What specific DEI programs or achievement(s) would you like to share more about?
I’m currently working on several projects and programs simultaneously. Since 2019, I have served as co-director of #PassTheMicYouth, a multimedia Extension program, including a podcast and blog, focused on lifting the voices of young people and providing youth-serving professionals with resources for centering storytelling and developing critical consciousness. My work with #PassTheMicYouth includes a 20-lesson Amplifying Youth Voices curriculum, an annual TEDxYouth event, and a Pass the Mic summer camp. I am also serving as senior author for an upcoming book entitled Teaching Storytelling in Classrooms and Communities: Amplifying Student Voices and Inspiring Social Change, which is scheduled to be published in 2024. In addition, I am currently leading a grant-funded Race Conscious Parenting program that provides caregivers and Extension agents with tools to talk to youth about race and racism, nurture self-love and address systemic barriers that they face. I’m also the current chair of the CALS Strategic Taskforce to Continually Grow and Reinforce a Culture of Equity, Diversity, Inclusion, Belonging and Well-Being, which is a key pillar of the CALS strategic plan “Growing Our Future.” Additionally, I’m leading a multi-state research team in a nationwide study, including Puerto Rico, to assess 4-H professionals’ LGBTQ+ competencies. Finally, I will be co-leading a week-long course in Puerto Rico through the Honors College over spring break. Entitled Puerto Rico After Maria, the course will focus on the ongoing impact and implications of Hurricane Maria in Puerto Rico. Through informative site visits and meaningful community engagement experiences, students will explore concepts related to politics, policy, environmental justice, colonialism, agriculture, youth development, disaster relief and preparedness, and community solidarity. Students will also learn from people and organizations who are building a more sustainable Puerto Rico through food sovereignty, education, affordable housing, and renewable energy initiatives.

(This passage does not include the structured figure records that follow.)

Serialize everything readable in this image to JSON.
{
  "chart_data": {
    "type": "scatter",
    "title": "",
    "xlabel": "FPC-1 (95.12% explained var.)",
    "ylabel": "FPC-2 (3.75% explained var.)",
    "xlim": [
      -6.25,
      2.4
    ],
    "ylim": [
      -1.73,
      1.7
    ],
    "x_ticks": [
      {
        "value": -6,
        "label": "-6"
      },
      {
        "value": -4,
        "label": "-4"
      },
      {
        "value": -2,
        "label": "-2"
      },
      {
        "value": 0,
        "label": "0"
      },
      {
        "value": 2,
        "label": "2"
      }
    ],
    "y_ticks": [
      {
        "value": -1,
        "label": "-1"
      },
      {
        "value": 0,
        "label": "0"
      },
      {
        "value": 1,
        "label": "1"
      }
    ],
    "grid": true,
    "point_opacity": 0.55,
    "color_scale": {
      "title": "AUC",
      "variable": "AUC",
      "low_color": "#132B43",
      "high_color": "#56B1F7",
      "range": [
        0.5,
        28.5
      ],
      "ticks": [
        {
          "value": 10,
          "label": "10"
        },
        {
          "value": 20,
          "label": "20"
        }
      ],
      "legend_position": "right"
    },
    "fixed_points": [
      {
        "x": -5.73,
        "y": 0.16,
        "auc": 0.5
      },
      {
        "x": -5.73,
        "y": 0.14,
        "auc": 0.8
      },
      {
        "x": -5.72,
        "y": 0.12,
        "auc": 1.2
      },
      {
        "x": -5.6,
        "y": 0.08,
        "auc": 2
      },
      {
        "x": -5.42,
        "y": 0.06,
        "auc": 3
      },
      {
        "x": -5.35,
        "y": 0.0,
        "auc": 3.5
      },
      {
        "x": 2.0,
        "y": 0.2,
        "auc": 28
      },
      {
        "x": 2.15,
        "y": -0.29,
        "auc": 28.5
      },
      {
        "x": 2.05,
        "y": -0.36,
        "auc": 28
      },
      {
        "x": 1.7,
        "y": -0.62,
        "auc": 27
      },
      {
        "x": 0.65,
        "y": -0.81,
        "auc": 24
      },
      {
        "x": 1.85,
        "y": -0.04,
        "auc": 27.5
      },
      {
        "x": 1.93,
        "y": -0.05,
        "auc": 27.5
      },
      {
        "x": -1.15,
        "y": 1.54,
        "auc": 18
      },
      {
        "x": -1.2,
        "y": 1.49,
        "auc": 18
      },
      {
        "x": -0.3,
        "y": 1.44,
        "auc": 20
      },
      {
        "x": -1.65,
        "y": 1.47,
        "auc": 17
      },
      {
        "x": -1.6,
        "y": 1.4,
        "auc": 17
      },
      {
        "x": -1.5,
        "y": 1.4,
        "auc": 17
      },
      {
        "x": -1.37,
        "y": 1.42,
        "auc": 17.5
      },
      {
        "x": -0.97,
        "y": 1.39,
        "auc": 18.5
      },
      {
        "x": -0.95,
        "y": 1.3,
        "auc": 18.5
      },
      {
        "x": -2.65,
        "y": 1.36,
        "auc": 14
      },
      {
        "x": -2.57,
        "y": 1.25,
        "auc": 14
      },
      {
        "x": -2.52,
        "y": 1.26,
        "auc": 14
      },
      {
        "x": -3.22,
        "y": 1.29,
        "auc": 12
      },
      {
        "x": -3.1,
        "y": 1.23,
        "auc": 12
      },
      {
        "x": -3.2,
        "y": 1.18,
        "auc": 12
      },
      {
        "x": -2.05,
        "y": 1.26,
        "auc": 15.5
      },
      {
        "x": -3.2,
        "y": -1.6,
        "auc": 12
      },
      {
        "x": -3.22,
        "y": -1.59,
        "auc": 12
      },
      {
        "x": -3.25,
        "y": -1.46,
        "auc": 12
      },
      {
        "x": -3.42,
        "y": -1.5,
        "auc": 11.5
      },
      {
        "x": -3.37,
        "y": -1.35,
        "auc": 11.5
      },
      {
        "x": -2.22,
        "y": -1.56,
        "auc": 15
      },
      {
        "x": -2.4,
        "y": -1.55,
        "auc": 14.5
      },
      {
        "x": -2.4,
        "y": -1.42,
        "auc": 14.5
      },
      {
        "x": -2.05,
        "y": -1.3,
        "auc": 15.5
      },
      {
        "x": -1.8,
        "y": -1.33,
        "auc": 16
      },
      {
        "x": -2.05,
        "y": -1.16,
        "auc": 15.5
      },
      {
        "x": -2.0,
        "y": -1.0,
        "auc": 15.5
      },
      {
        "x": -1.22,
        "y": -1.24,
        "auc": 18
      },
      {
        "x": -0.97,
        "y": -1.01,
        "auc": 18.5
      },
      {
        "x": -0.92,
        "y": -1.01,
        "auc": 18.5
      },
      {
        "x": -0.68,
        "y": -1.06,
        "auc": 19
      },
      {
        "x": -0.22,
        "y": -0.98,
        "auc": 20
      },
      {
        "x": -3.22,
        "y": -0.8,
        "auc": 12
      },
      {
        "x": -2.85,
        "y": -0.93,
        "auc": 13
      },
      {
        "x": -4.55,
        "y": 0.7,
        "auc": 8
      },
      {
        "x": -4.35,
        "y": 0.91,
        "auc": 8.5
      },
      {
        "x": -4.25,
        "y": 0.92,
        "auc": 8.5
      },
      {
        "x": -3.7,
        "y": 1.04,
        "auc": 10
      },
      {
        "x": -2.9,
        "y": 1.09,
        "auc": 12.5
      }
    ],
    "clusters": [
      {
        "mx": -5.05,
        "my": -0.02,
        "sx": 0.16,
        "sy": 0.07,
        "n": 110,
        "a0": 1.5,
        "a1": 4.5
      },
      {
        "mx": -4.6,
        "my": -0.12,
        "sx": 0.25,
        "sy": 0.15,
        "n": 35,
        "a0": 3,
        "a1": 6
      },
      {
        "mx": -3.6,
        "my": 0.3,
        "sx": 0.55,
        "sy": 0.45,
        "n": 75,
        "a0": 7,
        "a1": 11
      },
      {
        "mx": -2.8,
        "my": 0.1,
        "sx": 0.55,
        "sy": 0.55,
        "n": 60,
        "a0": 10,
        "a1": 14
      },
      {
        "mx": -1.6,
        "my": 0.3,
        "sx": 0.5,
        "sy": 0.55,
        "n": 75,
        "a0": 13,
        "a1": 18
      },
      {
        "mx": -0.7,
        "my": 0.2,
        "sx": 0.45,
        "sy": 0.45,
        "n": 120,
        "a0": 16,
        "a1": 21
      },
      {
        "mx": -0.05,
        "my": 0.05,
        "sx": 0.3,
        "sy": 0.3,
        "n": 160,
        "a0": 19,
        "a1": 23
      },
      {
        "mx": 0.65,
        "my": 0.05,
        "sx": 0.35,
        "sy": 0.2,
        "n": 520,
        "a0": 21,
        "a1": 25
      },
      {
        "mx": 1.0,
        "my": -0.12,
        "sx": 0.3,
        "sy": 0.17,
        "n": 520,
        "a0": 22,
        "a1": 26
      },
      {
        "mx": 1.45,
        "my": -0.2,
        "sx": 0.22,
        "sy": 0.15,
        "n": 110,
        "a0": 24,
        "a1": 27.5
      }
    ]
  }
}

What can you share with others who’d like to have a DEI impact but are finding it challenging?
Collaboration with campus partners is key, especially in the current political climate. There is a lot of valuable work happening across the university (OIED Centers, the University Sustainability Office and the Diversity Network Group come to mind) and within units and departments. The more people doing this work, the greater the impact! Of course, I recognize that supportive colleagues and supervisors facilitate this work. I am grateful to work within a department that values my work and I look forward to continued opportunities for collaboration.
What did it mean to you to receive recognition at the 2022 RED Event?
Receiving the Chancellor’s Creating Community Award is deeply meaningful to me. Such a prestigious recognition, particularly from the Chancellor, is especially significant given the current political climate, as it legitimizes my efforts and those of the other recipients to advance diversity, equity, inclusion, and belonging (DEIB) within NC State and beyond.